Визуализация с Web Audio API

Этот перевод не завершен. Пожалуйста, помогите перевести эту статью с английского

Одна из самых интересных фич Web Audio API — возможность извлекать частоту, форму волны и другие данные из звукового источника, которые могут быть использованы для создания визуализаций.
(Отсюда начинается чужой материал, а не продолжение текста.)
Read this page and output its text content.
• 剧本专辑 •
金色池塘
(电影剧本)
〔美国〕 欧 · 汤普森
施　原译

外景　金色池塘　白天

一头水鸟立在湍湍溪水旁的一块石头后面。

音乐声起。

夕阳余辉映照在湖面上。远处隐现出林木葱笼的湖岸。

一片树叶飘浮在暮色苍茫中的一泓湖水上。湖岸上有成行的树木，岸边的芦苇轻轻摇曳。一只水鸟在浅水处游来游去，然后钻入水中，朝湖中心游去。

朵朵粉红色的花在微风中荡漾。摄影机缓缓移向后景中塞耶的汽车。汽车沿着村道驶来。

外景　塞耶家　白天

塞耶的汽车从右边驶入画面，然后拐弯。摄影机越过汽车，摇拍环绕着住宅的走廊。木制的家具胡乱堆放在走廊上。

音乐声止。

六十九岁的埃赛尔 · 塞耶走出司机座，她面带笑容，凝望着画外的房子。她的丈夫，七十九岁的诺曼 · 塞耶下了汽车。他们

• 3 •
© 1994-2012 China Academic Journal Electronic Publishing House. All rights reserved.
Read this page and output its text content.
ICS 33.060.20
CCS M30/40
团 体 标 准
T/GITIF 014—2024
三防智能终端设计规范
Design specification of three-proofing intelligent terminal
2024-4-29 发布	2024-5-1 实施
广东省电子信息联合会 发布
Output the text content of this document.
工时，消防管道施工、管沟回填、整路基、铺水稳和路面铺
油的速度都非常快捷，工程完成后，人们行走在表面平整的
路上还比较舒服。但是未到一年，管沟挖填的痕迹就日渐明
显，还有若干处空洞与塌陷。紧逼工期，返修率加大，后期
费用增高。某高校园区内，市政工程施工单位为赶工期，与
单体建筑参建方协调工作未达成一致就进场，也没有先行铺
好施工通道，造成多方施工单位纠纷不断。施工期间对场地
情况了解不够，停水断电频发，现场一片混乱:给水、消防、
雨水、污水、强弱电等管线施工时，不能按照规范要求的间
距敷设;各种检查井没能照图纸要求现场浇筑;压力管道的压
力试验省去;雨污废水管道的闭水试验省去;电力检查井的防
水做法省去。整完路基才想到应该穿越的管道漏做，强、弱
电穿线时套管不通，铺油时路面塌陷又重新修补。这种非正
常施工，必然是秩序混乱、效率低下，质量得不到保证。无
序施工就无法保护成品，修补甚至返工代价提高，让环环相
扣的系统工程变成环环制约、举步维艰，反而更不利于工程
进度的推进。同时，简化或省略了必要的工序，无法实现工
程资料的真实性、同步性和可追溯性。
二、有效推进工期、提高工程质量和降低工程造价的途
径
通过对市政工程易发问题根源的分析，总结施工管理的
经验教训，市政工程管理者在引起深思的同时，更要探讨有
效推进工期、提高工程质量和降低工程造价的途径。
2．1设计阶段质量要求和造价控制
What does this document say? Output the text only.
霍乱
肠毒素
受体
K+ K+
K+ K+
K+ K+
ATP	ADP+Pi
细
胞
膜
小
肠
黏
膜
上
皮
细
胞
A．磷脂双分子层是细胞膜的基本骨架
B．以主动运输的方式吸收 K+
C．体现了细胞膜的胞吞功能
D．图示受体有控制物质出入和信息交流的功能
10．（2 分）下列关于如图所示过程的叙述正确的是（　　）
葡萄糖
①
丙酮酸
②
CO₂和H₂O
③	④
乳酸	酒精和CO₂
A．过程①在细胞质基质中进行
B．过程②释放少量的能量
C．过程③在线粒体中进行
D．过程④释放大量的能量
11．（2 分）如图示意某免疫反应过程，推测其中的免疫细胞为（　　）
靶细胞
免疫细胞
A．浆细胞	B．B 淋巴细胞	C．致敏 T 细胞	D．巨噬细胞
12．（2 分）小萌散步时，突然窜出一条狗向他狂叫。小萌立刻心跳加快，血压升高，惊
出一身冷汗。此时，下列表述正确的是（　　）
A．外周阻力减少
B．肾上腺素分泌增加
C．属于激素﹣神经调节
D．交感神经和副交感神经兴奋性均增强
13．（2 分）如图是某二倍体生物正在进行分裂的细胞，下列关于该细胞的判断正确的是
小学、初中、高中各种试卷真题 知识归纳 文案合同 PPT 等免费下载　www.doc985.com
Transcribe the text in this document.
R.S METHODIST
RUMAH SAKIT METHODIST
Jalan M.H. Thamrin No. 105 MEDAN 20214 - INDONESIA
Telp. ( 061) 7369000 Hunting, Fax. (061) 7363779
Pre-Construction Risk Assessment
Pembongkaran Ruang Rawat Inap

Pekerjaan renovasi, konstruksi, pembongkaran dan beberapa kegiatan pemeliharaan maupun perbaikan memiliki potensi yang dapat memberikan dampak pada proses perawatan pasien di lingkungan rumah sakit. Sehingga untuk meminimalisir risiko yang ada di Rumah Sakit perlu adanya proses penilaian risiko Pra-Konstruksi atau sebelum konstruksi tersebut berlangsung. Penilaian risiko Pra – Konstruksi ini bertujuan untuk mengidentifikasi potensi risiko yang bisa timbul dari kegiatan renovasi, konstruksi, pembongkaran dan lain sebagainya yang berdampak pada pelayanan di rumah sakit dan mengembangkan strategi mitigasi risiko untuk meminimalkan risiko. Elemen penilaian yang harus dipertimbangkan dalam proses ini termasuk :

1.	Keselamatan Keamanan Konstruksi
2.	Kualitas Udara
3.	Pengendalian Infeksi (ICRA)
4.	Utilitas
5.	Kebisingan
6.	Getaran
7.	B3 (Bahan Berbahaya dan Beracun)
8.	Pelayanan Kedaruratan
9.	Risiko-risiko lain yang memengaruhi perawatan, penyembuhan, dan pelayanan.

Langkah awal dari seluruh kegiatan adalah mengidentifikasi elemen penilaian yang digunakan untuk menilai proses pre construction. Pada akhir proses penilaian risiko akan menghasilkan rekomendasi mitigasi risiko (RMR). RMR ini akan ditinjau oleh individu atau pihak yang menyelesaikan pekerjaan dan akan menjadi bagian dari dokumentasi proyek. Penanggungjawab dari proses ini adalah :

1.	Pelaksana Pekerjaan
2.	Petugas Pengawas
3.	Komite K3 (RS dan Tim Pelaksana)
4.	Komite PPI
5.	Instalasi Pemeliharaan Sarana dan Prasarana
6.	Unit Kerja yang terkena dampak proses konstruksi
Эта статья объясняет, как это можно сделать, и приводит несколько базовых юзкейсов.

Примечание: Вы можете найти рабочие примеры всех фрагментов кода в нашей демонстрации автоизменения голоса.

Основные концепции

Чтобы извлечь данные из вашего источника звука, вам понадобится AnalyserNode, созданный при помощи метода AudioContext.createAnalyser(), например:

var audioCtx = new (window.AudioContext || window.webkitAudioContext)();
var analyser = audioCtx.createAnalyser();

Затем этот узел подключается к вашему источнику звука где-то между получением звука и его обработкой, например:

source = audioCtx.createMediaStreamSource(stream);

Примечание: вам не нужно подключать вывод анализатора к другому узлу для его работы, пока его ввод подключен к источнику, либо напрямую, либо через другой узел.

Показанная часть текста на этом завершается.